Module sits between Algorithms (theoretical) and Programming Project (applied). The challenge is making the asymptotic analysis feel grounded — students will accept that a hash table is O(1) on average but cannot tell you when it stops being true.

Hash tables — the part nobody teaches well

Coalesced hashing, Robin Hood hashing, cuckoo hashing — none of these are in the standard syllabus and probably should not be at undergraduate level. But the open addressing vs separate chaining tradeoff should be more than two slides. Specifically:

  • Cache behaviour: open addressing with linear probing wins under modern memory hierarchy. Chaining is what every textbook draws but separate allocations kill performance.
  • Load factor matters more than the hash function for collision rate in practice.
  • Rehashing costs amortise but the worst-case insert is O(n) — relevant for real-time systems.

Trees that matter

Red-black: in every standard library, none of my students can implement one. That is fine, they should not need to.

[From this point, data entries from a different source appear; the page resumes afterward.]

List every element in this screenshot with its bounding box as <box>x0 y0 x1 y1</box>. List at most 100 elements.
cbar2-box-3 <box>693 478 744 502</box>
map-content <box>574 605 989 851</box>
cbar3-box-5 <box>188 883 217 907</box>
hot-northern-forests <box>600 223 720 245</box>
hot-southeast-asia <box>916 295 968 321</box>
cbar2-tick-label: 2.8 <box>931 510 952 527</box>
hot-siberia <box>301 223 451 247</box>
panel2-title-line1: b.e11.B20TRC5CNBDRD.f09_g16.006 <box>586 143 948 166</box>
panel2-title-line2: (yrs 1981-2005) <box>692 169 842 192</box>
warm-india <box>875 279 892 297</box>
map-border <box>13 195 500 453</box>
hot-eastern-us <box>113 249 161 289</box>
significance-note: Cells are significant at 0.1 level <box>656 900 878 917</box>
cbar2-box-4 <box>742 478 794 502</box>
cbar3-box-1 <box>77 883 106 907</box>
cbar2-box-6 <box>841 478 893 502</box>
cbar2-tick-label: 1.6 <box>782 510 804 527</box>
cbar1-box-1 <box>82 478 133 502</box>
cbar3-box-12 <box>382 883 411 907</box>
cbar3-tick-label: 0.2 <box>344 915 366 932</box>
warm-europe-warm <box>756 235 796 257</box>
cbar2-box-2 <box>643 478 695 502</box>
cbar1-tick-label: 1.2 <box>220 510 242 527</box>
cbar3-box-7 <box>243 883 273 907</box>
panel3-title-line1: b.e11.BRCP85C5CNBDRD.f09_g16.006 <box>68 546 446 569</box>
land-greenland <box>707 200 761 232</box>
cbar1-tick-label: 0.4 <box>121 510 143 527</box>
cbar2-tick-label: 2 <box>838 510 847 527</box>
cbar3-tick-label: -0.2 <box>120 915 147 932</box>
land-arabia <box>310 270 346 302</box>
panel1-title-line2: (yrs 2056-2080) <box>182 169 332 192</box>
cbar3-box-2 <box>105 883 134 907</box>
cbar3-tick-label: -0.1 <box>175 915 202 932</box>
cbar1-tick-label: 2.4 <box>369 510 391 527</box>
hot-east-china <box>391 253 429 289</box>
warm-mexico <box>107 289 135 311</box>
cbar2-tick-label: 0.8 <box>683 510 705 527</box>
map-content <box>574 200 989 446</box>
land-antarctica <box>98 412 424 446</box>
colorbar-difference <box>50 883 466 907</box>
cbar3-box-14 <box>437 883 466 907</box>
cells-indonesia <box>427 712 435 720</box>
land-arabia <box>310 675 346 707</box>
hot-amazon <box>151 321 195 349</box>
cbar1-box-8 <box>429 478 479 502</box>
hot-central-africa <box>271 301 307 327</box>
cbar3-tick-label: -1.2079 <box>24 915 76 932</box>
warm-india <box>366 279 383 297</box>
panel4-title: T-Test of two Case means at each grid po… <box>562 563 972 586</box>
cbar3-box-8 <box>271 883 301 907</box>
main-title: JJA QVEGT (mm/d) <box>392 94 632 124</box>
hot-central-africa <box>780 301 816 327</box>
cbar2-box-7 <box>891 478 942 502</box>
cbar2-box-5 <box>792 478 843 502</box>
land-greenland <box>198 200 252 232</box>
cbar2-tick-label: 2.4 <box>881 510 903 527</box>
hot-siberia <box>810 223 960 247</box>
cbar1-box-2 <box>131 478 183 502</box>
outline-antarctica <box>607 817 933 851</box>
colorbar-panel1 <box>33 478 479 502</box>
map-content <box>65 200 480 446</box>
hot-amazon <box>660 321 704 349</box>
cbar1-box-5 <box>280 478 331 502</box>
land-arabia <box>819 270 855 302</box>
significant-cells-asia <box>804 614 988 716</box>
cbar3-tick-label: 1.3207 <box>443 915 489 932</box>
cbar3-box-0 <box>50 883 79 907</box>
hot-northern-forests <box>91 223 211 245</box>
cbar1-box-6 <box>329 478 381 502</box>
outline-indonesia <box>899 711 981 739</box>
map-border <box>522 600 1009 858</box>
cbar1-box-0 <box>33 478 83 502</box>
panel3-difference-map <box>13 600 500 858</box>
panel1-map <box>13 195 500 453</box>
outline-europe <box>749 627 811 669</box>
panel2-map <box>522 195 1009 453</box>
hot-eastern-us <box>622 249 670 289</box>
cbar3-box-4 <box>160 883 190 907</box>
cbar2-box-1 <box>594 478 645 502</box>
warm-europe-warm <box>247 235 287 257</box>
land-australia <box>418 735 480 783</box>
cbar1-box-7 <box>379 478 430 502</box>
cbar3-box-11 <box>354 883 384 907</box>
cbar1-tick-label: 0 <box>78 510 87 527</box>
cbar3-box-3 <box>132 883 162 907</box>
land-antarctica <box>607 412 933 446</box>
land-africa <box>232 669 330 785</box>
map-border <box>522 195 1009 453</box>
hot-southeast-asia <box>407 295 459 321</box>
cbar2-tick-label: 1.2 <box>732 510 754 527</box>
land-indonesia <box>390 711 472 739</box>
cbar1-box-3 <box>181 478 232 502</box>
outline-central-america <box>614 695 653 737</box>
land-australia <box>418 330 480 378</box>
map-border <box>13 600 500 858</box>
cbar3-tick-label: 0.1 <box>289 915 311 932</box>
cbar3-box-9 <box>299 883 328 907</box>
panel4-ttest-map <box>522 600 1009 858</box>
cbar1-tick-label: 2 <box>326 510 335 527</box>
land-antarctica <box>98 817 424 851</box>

B-trees: motivated by the storage hierarchy, leads naturally into the databases module. Tries: criminally underused in industry given how good they are for autocomplete and IP routing.

Skip lists are elegant but I have stopped teaching them — the probabilistic analysis loses people.

Coursework idea (saved for next year)

Implement an LSM tree from scratch. Constrained problem, real-world relevance, exposes them to amortised analysis, and the result is interesting enough to be a CV item.